In written testimony, Bass described the limitations of each system, including timeliness, level of detail, unexplained data gaps, data quality and accessibility. Describing challenges to integrating the data sets, Bass lauded the proposal's requirement that a new system do more than link to existing resources.
Aside from the technical challenges, though, there are political and logistical roadblocks to creating a single repository for spending information.
Last month, the House passed a similar measure (H.R. 5060). But the system created by the House-passed bill would include only grants, not contracts. In testimony Tuesday, Bass said, "We fear that such efforts have less concern about fiscal accountability than about renewing a 25-year history of attacks on nonprofit grantees." He said the decision not to include contracts in the system reflected the priorities of co-sponsor Rep. Tom Davis, R-Va. -- whose district is among the top in federal contracts and near the bottom in grants -- more than the need for public scrutiny.
Bass also highlighted logistical challenges in how the bill would address subcontracts and subrecipients of grants.
As written, the bill would require tracking federal dollars to their final recipient.

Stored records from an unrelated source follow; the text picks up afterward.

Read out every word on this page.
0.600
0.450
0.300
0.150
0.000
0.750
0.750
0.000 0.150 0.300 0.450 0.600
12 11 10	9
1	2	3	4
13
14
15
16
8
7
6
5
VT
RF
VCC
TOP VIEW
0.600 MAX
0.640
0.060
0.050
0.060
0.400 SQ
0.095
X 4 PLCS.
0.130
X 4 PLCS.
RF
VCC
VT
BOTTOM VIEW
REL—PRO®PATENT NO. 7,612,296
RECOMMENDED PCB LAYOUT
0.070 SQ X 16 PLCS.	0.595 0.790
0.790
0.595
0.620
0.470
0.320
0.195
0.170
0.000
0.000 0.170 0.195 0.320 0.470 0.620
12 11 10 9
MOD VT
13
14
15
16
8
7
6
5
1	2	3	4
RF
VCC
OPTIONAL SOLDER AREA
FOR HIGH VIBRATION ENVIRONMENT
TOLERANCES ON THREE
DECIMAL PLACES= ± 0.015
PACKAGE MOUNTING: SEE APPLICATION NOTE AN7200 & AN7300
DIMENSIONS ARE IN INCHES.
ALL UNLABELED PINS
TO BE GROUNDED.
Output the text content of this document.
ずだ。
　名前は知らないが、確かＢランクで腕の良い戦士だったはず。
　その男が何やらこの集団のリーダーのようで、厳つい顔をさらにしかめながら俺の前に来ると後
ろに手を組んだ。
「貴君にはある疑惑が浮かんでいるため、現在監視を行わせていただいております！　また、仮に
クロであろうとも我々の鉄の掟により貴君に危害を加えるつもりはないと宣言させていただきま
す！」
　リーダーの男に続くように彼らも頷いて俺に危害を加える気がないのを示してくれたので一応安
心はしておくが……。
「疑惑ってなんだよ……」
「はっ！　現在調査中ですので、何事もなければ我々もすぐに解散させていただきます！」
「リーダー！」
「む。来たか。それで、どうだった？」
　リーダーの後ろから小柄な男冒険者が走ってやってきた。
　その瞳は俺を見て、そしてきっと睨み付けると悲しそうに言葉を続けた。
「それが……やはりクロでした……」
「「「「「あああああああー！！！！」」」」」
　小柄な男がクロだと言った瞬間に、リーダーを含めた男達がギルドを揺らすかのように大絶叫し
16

Bass indicated that subcontract dollars could be followed relatively easily, and agencies already track some subcontracts to show compliance with small business procurement requirements.
But subgrant tracking could be very complex, he said. Organizations that receive a combination of federal, state and local funds might not separate those out, making it difficult to identify the source of subsequent grants or contracts.
Additionally, states receive Community Development Block Grants that allow states and localities considerable discretion in allocating funds and are free from most federal spending rules. Increasing the federal oversight of how those grants are spent would significantly change the nature of the program, Bass said.
Sen. Tom Coburn, R-Okla., the bill's sponsor, discussed provisions that could ease the inclusion of subaward data in the bill. He suggested that subrecipient reporting be deferred to 2009, and a study and pilot program, which would be launched immediately, identify methods for data collection and reporting.
Sen. Susan Collins, R-Maine, chairwoman of the Senate Homeland Security and Governmental Affairs Committee, expressed her commitment to moving the bill out of committee as soon as possible.